Traveling solo doesn’t mean you have to travel in solitude. But if you believe that bars and hostels are your only options for making friends abroad — and you’re not into the bar scene, and would prefer more comfortable accommodations than a hostel — you’ll find yourself pretty limited. To make solid connections, and maybe get a few good stories out of it, you’ll have to think outside the box. Here are seven ways to make friends while traveling solo, sans hostel bunkmates and crazy bar scenes.
Since group tours, hikes, volunteer projects, etc. connect people through a shared interest, it can be a great way to meet people. Many of your group mates might be there in couples, or with friends, but that doesn’t exclude you from speaking to them, and learning what you have in common. Whether it’s a multi-day group hike to Machu Picchu, a tour of Edinburgh Castle, or a free city walking tour, there are plenty of options to suit every interest.
On my first day studying abroad in Edinburgh, I took a tour of the Edinburgh dungeons, where I met a fellow student who was also on the tour solo. It turned out that he lived in my building, just one floor below me; we stayed friends the rest of the year.
You don’t have to get drunk and go to the bar to find international romance. Tinder might be the most convenient way to meet someone abroad, especially if you’re not looking strictly for friendship. It’s always advisable to exercise caution when you meet someone online, so be sure to meet in a public place first, or plan to do a fun activity together.
Thanks to Tinder, my friends and I once got a free tour of Quebec City, and been shown the ins and outs of the nightlife scene in Sofia, Bulgaria. Locals are often eager to meet new people and show them around the city they call home.
This one requires a bit of luck. Usually, people in Ubers are just trying to get to their destination, and don’t want to make best friends with their ride mate. But if you’re using Uberpool, a function that allows you to share the ride with a stranger for a cheaper rate, you might find yourself sitting next to someone interesting, who will probably be going to a destination near yours.
Free public events
Free public events, like crafts fairs or farmers markets, can be a great place to meet other travelers. Because these events are free, there’s a ton of foot traffic from both tourists and locals alike — a good opportunity to connect with people over common interests.
In Geneva, I stumbled upon a medieval crafts fair and reenactment in one of the city’s parks. It was pretty easy to find something to talk about with others who had also wandered into the park while watching the make-believe jousts and the archery contest.
While this may sound counterintuitive because most people in airports are usually going somewhere you’re not, it’s actually one of the best places you’ll ever find for meeting new people. Logistically, it’s perfect. It has people from all over the world, often waiting for hours for their flights, bored, with very little to pass the time. If you look at it from a social perspective, airports are basically bars without the sloppiness. Obviously, some people just want to be left alone or are really into their audiobook, but most — once they get over the shock of someone actually speaking to them in an airport — would rather pass the time talking to a fun stranger than trying in vain to nap.

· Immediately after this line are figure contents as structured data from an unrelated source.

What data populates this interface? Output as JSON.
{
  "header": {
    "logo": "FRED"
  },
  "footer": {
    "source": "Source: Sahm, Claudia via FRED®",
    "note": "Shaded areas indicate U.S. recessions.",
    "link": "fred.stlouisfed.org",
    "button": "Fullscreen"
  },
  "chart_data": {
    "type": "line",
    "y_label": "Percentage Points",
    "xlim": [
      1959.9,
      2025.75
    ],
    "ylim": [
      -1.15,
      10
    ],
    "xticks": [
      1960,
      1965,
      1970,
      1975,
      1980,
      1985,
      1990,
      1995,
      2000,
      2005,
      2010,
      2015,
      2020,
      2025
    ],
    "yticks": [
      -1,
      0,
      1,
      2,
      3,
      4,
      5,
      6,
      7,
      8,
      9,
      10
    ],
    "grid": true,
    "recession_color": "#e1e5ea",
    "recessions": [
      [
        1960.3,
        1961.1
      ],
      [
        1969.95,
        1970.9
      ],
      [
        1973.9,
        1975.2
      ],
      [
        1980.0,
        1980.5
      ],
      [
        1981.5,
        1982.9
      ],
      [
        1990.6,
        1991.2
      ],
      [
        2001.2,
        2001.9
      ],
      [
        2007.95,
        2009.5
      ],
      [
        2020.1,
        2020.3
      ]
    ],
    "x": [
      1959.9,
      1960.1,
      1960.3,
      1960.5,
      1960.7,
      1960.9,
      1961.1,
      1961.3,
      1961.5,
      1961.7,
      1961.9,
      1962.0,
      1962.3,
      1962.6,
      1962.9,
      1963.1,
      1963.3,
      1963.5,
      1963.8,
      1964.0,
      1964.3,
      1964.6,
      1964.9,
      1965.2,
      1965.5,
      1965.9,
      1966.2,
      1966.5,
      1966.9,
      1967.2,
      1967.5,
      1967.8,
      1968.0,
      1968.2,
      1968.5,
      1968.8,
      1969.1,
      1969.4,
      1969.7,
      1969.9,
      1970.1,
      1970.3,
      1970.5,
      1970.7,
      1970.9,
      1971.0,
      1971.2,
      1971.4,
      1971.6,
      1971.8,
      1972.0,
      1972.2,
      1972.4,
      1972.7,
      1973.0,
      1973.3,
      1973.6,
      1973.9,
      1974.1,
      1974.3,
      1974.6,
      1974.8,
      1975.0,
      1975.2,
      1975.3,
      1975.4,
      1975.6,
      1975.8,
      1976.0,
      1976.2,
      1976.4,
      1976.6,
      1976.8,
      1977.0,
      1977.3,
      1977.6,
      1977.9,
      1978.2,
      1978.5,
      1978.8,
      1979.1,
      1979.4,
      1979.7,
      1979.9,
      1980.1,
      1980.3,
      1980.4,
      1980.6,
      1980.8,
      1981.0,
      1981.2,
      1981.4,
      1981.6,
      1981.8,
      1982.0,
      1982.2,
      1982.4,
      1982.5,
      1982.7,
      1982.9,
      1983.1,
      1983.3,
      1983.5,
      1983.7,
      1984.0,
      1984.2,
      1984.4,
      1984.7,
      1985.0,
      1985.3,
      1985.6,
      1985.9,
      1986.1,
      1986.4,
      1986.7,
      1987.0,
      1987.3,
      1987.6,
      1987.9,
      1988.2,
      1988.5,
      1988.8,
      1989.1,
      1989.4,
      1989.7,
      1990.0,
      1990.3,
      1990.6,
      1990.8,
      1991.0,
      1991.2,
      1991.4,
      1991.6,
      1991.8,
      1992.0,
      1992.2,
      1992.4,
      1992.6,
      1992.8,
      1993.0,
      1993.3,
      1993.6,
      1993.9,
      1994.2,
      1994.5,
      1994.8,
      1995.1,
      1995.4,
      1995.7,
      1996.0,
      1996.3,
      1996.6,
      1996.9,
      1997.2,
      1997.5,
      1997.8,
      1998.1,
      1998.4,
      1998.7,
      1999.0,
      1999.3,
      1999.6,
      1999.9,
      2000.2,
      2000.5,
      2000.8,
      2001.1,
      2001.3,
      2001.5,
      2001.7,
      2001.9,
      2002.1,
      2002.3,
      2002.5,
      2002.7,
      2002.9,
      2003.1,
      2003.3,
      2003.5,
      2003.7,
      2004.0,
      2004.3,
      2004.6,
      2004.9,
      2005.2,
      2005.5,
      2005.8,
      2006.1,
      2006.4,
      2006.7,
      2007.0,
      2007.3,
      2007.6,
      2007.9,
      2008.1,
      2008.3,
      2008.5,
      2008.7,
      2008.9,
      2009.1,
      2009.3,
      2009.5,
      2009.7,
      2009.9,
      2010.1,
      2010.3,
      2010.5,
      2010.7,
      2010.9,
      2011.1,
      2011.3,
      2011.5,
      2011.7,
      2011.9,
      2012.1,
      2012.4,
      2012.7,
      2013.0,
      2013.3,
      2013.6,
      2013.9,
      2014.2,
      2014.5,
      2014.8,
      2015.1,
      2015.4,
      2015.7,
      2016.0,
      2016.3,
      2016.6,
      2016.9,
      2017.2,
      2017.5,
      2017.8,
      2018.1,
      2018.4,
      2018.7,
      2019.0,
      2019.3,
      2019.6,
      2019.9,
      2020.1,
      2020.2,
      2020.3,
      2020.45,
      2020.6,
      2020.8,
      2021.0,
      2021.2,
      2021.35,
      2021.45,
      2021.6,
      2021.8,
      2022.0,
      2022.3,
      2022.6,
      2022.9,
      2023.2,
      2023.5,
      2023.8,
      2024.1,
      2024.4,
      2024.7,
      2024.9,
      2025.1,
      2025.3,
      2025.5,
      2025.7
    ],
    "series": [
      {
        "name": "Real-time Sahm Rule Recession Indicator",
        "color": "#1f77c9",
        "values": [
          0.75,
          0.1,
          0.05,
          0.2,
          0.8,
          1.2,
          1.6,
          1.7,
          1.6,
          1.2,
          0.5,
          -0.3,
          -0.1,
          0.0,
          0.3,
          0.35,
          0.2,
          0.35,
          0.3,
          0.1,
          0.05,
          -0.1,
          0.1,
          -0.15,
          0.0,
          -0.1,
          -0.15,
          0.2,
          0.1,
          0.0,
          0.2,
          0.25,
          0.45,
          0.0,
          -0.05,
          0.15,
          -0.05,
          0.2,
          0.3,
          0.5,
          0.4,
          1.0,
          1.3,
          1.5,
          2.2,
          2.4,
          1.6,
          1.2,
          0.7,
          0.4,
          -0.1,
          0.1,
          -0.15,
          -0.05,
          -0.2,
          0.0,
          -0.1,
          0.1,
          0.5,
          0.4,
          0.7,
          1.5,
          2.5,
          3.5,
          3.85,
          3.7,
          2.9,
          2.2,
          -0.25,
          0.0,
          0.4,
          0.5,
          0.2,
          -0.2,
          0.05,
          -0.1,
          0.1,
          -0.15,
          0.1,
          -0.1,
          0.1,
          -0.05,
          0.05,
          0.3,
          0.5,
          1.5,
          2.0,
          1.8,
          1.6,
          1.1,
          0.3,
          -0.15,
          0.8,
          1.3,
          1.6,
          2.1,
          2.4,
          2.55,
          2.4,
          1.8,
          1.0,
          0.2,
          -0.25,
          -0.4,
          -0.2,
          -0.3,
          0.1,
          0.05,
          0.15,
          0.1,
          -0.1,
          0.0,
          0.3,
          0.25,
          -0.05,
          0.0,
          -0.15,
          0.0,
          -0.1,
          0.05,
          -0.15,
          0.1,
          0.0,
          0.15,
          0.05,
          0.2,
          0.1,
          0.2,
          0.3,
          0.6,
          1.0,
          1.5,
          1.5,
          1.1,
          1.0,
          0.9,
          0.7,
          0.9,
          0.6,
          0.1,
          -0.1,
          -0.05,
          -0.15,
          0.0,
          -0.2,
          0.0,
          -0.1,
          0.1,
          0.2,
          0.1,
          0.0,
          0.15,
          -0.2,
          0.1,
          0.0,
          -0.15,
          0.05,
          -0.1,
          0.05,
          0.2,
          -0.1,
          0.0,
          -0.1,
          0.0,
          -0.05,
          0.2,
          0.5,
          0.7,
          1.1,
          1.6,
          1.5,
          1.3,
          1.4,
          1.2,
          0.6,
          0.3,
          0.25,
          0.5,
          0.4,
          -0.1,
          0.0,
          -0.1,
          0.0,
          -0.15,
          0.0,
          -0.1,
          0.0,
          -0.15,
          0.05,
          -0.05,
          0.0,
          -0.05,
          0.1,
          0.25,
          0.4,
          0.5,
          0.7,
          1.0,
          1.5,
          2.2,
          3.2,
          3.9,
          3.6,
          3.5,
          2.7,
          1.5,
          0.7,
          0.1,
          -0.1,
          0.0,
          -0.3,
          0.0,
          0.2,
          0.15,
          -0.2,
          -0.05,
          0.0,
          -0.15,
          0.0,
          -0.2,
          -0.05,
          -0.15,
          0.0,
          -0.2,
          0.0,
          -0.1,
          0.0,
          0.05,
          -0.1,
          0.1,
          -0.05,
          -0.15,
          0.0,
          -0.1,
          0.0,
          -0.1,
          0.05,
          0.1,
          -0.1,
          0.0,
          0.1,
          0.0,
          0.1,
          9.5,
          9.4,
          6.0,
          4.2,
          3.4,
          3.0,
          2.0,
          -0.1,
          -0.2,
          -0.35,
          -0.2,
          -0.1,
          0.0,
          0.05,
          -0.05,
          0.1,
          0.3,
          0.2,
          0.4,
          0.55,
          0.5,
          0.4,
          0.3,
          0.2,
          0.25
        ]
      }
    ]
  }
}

Play the dumb foreigner card
This doesn’t mean that you should act stupid and culturally insensitive. It means that you should not be afraid to approach someone who looks local and say, “hey, I just got here today and I could use some advice. Any good restaurant, park, sightseeing, etc. recommendations?” Most locals will be more than happy to help, and may even invite you to pull up a chair and join them.
In Malta, I was sitting at a cafe and asked a few local students for a restaurant recommendation for me and my friends. That question turned into me following this group of students around St. Julian’s, trying various Maltese snack foods that they insisted were essential to my visit.
While this might sound a little suspect, especially if you’re not a big gambler, it really is effective. Nothing brings people together like losing money. Everyone at a casino is there for the same reason, which creates a natural sense of community. Whether it’s commiserating over your losses with your neighbors at a blackjack table or sharing the jubilation of winning with others at a craps table, gambling can be a great bonding experience.
At a roulette table in Monte Carlo, I met another American who happened to be traveling by himself. I was there with a friend, and the three of us shared the highs and lows of the table for a few hours before parting ways. The guy ended up joining us at the bar the following night, and we’re still in touch.